Change in the neighbourhood of Brackley extended no further. The blunt-eyed, resident policeman, somehow never managed to come across the poachers who made raids upon The Warren and upon Brackley during the absence of their owners; while over at Lindham, the doctor learned from old Mother Wattley, who grew more chatty and apparently younger, under her skilful medical man’s care, that Ben Hayle—‘my son-in-law’—had taken an acre of land, and was ‘goin’ to make a fortun’ there as a florist; but when Oldroyd met the ex-keeper one day, and went over the garden with him, it seemed improbable that it would even pay the rent.

“Better turn to your old business, Hayle,” said Oldroyd.

“Easier said than done, sir,” replied the man. “Old master gave me my chance when I was a young fool, and liked to do a bit o’ poaching, believing honestly then that all birds were wild, and that I had as good a right to them as anybody. But I soon found out the difference when I had to rear them, and I served him honest, and Mrs Rolph too, all those years, till she discharged me because of the captain’s liking for my Judith.”

“But surely there were other places to be found by a man with a good character.”

“Didn’t seem like it, sir. I tried till I was beat out, and then, in a kind of despairing fit, I went out with some of the lads, and you know what I got for my pains.”

“Yes,” said the doctor, “and it ought to be a lesson for you, Hayle.”

“Yes, sir, it ought; but you see, once a man takes to that kind of work it’s hard to keep from it.”

“But, my good fellow, you may be laid by the heels in gaol at any time.

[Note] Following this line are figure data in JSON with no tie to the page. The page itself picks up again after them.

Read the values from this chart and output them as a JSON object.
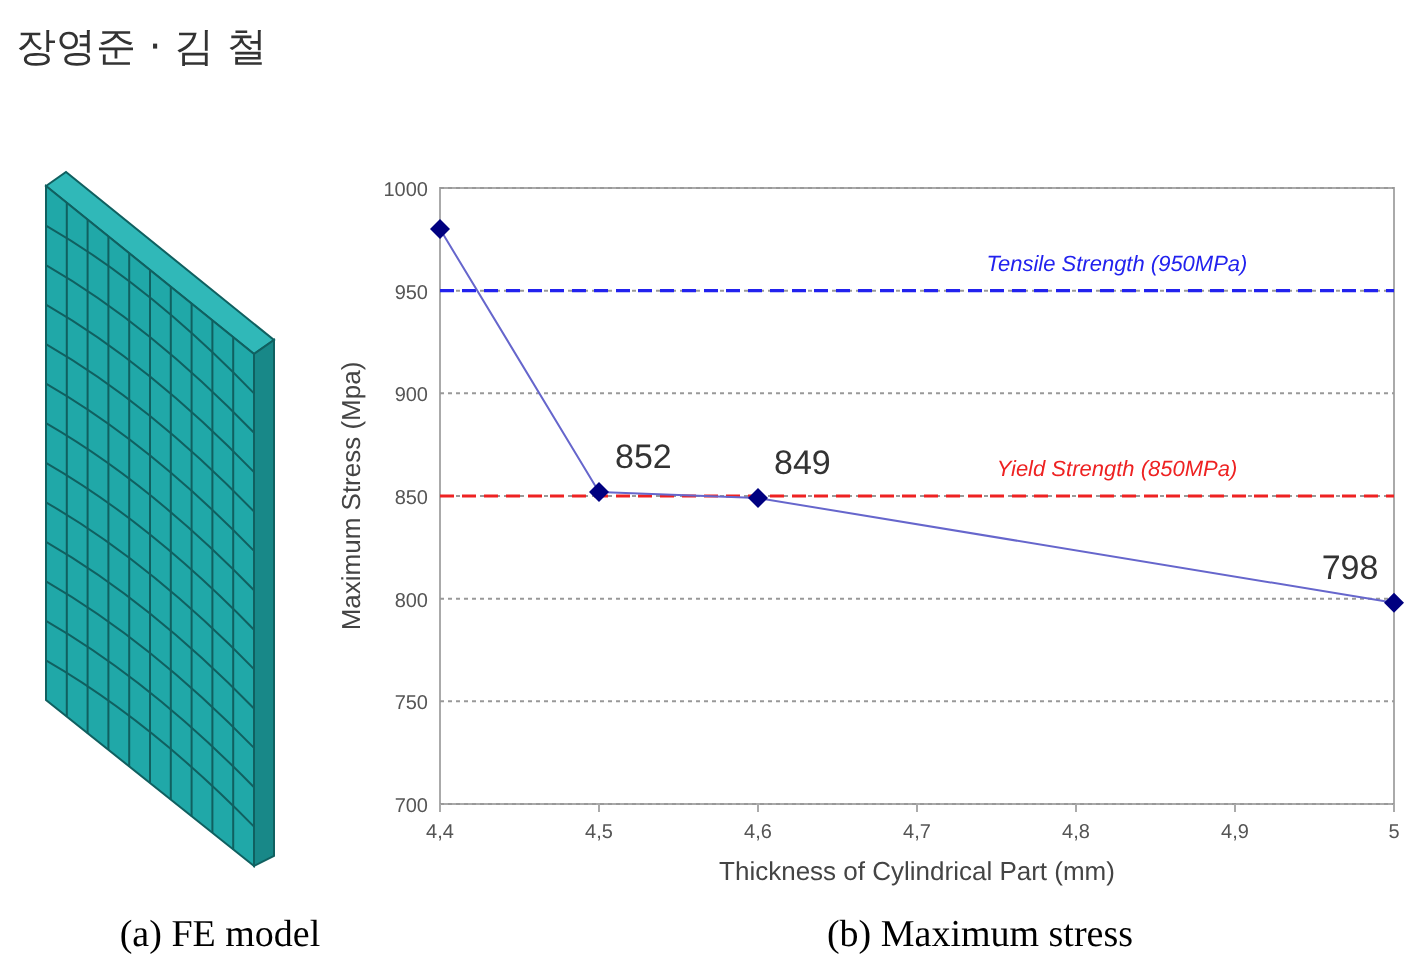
{
  "chart_data": {
    "type": "line",
    "annotations": [
      "장영준 · 김 철",
      "(a) FE model",
      "(b) Maximum stress"
    ],
    "xlabel": "Thickness of Cylindrical Part (mm)",
    "ylabel": "Maximum Stress (Mpa)",
    "x": [
      4.4,
      4.5,
      4.6,
      5
    ],
    "series": [
      {
        "color": "#6666cc",
        "values": [
          980,
          852,
          849,
          798
        ],
        "value_labels": [
          null,
          "852",
          "849",
          "798"
        ]
      }
    ],
    "marker": "diamond",
    "line_style": "solid",
    "grid": "y",
    "xlim": [
      4.4,
      5
    ],
    "ylim": [
      700,
      1000
    ],
    "xticks": [
      {
        "value": 4.4,
        "label": "4,4"
      },
      {
        "value": 4.5,
        "label": "4,5"
      },
      {
        "value": 4.6,
        "label": "4,6"
      },
      {
        "value": 4.7,
        "label": "4,7"
      },
      {
        "value": 4.8,
        "label": "4,8"
      },
      {
        "value": 4.9,
        "label": "4,9"
      },
      5
    ],
    "yticks": [
      700,
      750,
      800,
      850,
      900,
      950,
      1000
    ],
    "ref_lines": [
      {
        "axis": "y",
        "value": 950,
        "label": "Tensile Strength (950MPa)",
        "color": "#2222ee",
        "line_style": "dashed"
      },
      {
        "axis": "y",
        "value": 850,
        "label": "Yield Strength (850MPa)",
        "color": "#ee2222",
        "line_style": "dashed"
      }
    ]
  }
}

I wondered you were not taken over that affair.”

“So I should have been, if I’d had any other doctor, sir,” said Hayle, with a meaning smile, “and the police had been a little sharper. But you didn’t chatter, and our fellows didn’t, and so I got off.”

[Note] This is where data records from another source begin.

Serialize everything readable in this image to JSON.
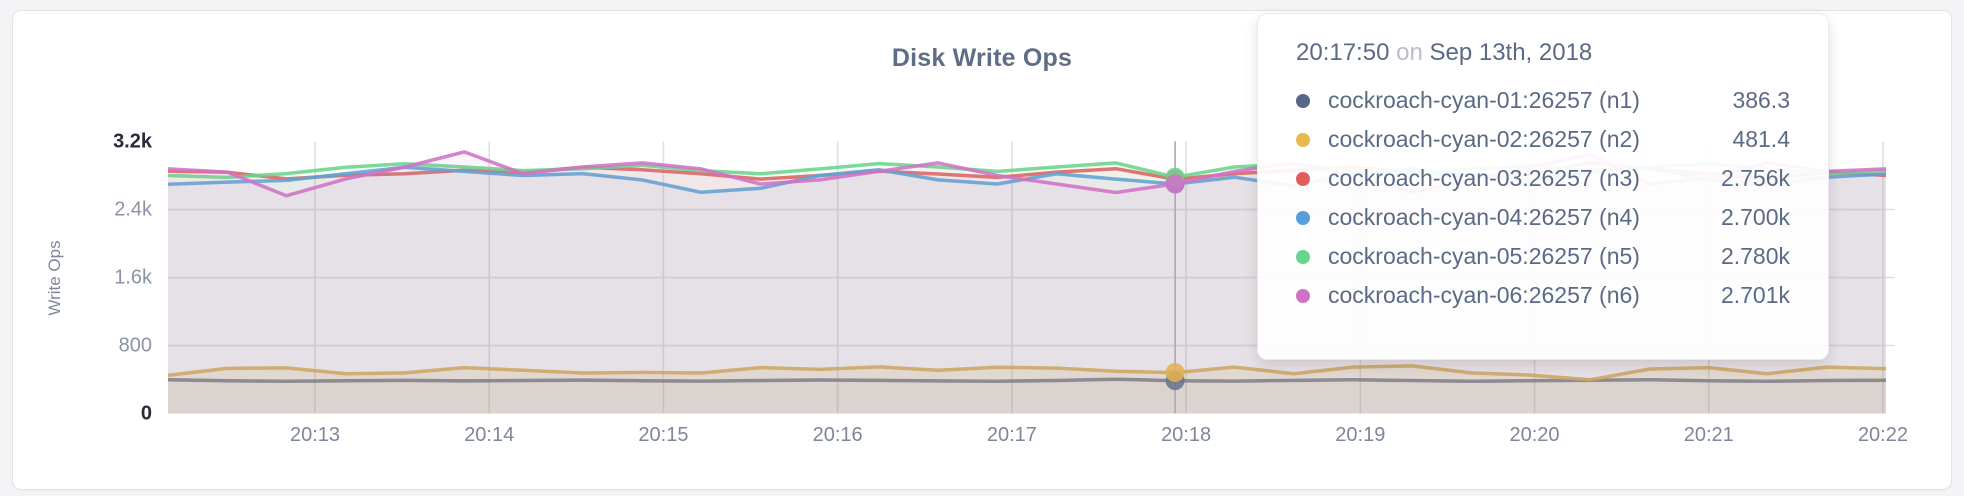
{
  "chart": {
    "title": "Disk Write Ops",
    "y_axis": {
      "label": "Write Ops",
      "ticks": [
        {
          "label": "0",
          "value": 0,
          "strong": true
        },
        {
          "label": "800",
          "value": 800,
          "strong": false
        },
        {
          "label": "1.6k",
          "value": 1600,
          "strong": false
        },
        {
          "label": "2.4k",
          "value": 2400,
          "strong": false
        },
        {
          "label": "3.2k",
          "value": 3200,
          "strong": true
        }
      ]
    }
  },
  "chart_data": {
    "type": "area",
    "title": "Disk Write Ops",
    "xlabel": "",
    "ylabel": "Write Ops",
    "ylim": [
      0,
      3200
    ],
    "grid": true,
    "x_ticks": [
      "20:13",
      "20:14",
      "20:15",
      "20:16",
      "20:17",
      "20:18",
      "20:19",
      "20:20",
      "20:21",
      "20:22"
    ],
    "hover_index": 17,
    "series": [
      {
        "name": "cockroach-cyan-01:26257 (n1)",
        "color": "#69748e",
        "values": [
          398,
          385,
          380,
          386,
          390,
          384,
          388,
          393,
          386,
          381,
          388,
          394,
          390,
          384,
          379,
          388,
          404,
          386.3,
          381,
          390,
          396,
          388,
          380,
          386,
          392,
          398,
          386,
          379,
          388,
          391
        ]
      },
      {
        "name": "cockroach-cyan-02:26257 (n2)",
        "color": "#e0b152",
        "values": [
          450,
          530,
          536,
          468,
          478,
          540,
          508,
          476,
          483,
          477,
          540,
          519,
          548,
          508,
          545,
          534,
          498,
          481.4,
          546,
          468,
          546,
          560,
          478,
          452,
          396,
          522,
          540,
          468,
          546,
          528
        ]
      },
      {
        "name": "cockroach-cyan-03:26257 (n3)",
        "color": "#e25c5c",
        "values": [
          2852,
          2838,
          2760,
          2802,
          2820,
          2862,
          2840,
          2898,
          2868,
          2820,
          2758,
          2800,
          2852,
          2818,
          2778,
          2840,
          2880,
          2756,
          2820,
          2862,
          2900,
          2840,
          2778,
          2820,
          2948,
          2878,
          2820,
          2758,
          2840,
          2800
        ]
      },
      {
        "name": "cockroach-cyan-04:26257 (n4)",
        "color": "#5c9fd8",
        "values": [
          2698,
          2722,
          2742,
          2820,
          2898,
          2848,
          2800,
          2822,
          2748,
          2602,
          2650,
          2800,
          2868,
          2748,
          2700,
          2820,
          2758,
          2700,
          2780,
          2678,
          2820,
          2878,
          2800,
          2740,
          2848,
          2898,
          2748,
          2700,
          2780,
          2818
        ]
      },
      {
        "name": "cockroach-cyan-05:26257 (n5)",
        "color": "#6bd48c",
        "values": [
          2800,
          2778,
          2822,
          2898,
          2938,
          2900,
          2858,
          2880,
          2920,
          2858,
          2820,
          2878,
          2940,
          2900,
          2848,
          2900,
          2948,
          2780,
          2900,
          2938,
          2858,
          2820,
          2878,
          2920,
          2858,
          2900,
          2938,
          2878,
          2820,
          2858
        ]
      },
      {
        "name": "cockroach-cyan-06:26257 (n6)",
        "color": "#d072c5",
        "values": [
          2878,
          2840,
          2562,
          2760,
          2900,
          3078,
          2820,
          2900,
          2948,
          2878,
          2700,
          2748,
          2850,
          2948,
          2800,
          2700,
          2600,
          2701,
          2848,
          2948,
          2800,
          2602,
          2748,
          2900,
          3048,
          2700,
          2768,
          2948,
          2848,
          2878
        ]
      }
    ]
  },
  "tooltip": {
    "time": "20:17:50",
    "conjunction": "on",
    "date": "Sep 13th, 2018",
    "rows": [
      {
        "label": "cockroach-cyan-01:26257 (n1)",
        "value": "386.3",
        "color": "#57678a"
      },
      {
        "label": "cockroach-cyan-02:26257 (n2)",
        "value": "481.4",
        "color": "#eab94e"
      },
      {
        "label": "cockroach-cyan-03:26257 (n3)",
        "value": "2.756k",
        "color": "#e25c5c"
      },
      {
        "label": "cockroach-cyan-04:26257 (n4)",
        "value": "2.700k",
        "color": "#559fdb"
      },
      {
        "label": "cockroach-cyan-05:26257 (n5)",
        "value": "2.780k",
        "color": "#67d68d"
      },
      {
        "label": "cockroach-cyan-06:26257 (n6)",
        "value": "2.701k",
        "color": "#d072c5"
      }
    ]
  }
}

“But think, now; you, the father of a young girl like Miss Hayle, what would her feelings be if you were sent to prison like that young fellow—what’s his name—was.”

“Caleb Kent, sir?”

“Yes. What’s become of him? I haven’t seen him lately.”

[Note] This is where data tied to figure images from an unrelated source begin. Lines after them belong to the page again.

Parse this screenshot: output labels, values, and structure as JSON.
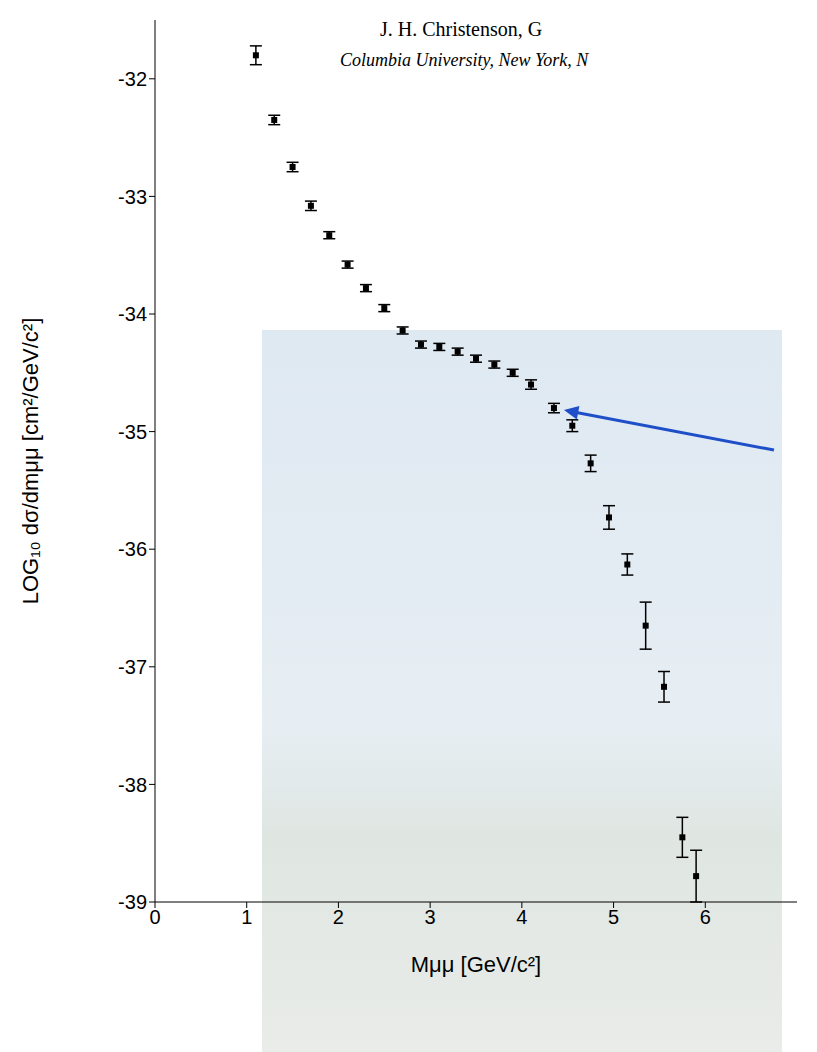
{
  "chart_data": {
    "type": "scatter",
    "title": "J. H. Christenson, G",
    "subtitle": "Columbia University, New York, N",
    "x_label": "Mμμ [GeV/c²]",
    "y_label": "LOG₁₀ dσ/dmμμ [cm²/GeV/c²]",
    "x": [
      1.1,
      1.3,
      1.5,
      1.7,
      1.9,
      2.1,
      2.3,
      2.5,
      2.7,
      2.9,
      3.1,
      3.3,
      3.5,
      3.7,
      3.9,
      4.1,
      4.35,
      4.55,
      4.75,
      4.95,
      5.15,
      5.35,
      5.55,
      5.75,
      5.9
    ],
    "values": [
      -31.8,
      -32.35,
      -32.75,
      -33.08,
      -33.33,
      -33.58,
      -33.78,
      -33.95,
      -34.14,
      -34.26,
      -34.28,
      -34.32,
      -34.38,
      -34.43,
      -34.5,
      -34.6,
      -34.8,
      -34.95,
      -35.27,
      -35.73,
      -36.13,
      -36.65,
      -37.17,
      -38.45,
      -38.78
    ],
    "errors": [
      0.08,
      0.04,
      0.04,
      0.04,
      0.03,
      0.03,
      0.03,
      0.03,
      0.03,
      0.03,
      0.03,
      0.03,
      0.03,
      0.03,
      0.03,
      0.04,
      0.04,
      0.05,
      0.07,
      0.1,
      0.09,
      0.2,
      0.13,
      0.17,
      0.22
    ],
    "color": "#000000",
    "marker": "square",
    "xlim": [
      0,
      7
    ],
    "ylim": [
      -39,
      -31.5
    ],
    "xticks": [
      0,
      1,
      2,
      3,
      4,
      5,
      6
    ],
    "yticks": [
      -39,
      -38,
      -37,
      -36,
      -35,
      -34,
      -33,
      -32
    ],
    "grid": false,
    "arrow": {
      "x": 4.35,
      "y": -34.8,
      "color": "#1f4fc8"
    }
  }
}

“Racketing about somewhere, sir. Me and him had a quarrel or two about my Judith. He was always hanging after her; and it got so bad, at last, that I promised him a charge o’ shot in his jacket if he ever came anigh our place again. He saw I meant it, sir, and he has left the poor girl in peace.”

“Well, I must be off, Hayle.”

“Thankye for calling, sir. Been to see the old mother-in-law?”

“Yes; she keeps wonderfully well.”

“You mean you keep her wonderfully well, sir. Poor old girl, she’s not a bad one in her way.”

“No, and there’s nothing the matter with her but old age.”

“Hear that the missus is coming back to The Warren, sir?”

“Yes, and that the Brackley people are on their way too. Look here, Hayle, shall I put in a word for you to Sir John?”

“No thankye, doctor, let me bide; things ’ll come right in time. Think there’ll be a wedding at the Hall, now, sir? They tell me Miss Day’s got well and strong again.”

“I’ve enough to do with my people when they want me, Hayle,” said the doctor, drily, “and I never interfere about their private matters; but, as you ask me that question, I should say decidedly not.”

The ex-keeper smiled, as if the doctor’s words coincided with his own thoughts, and he stood watching Oldroyd, as he rode off, getting a peep at Judith seated by the window working hard as he went by, the girl’s face looking pale and waxen in the shade.

“Fretting a bit, by the look of her, and those dark rings,” said Oldroyd, as he rode away. “How much happier a place the world would be if there were no marrying and giving in marriage—no making love at all. Causes more worry, I think, than the drink.”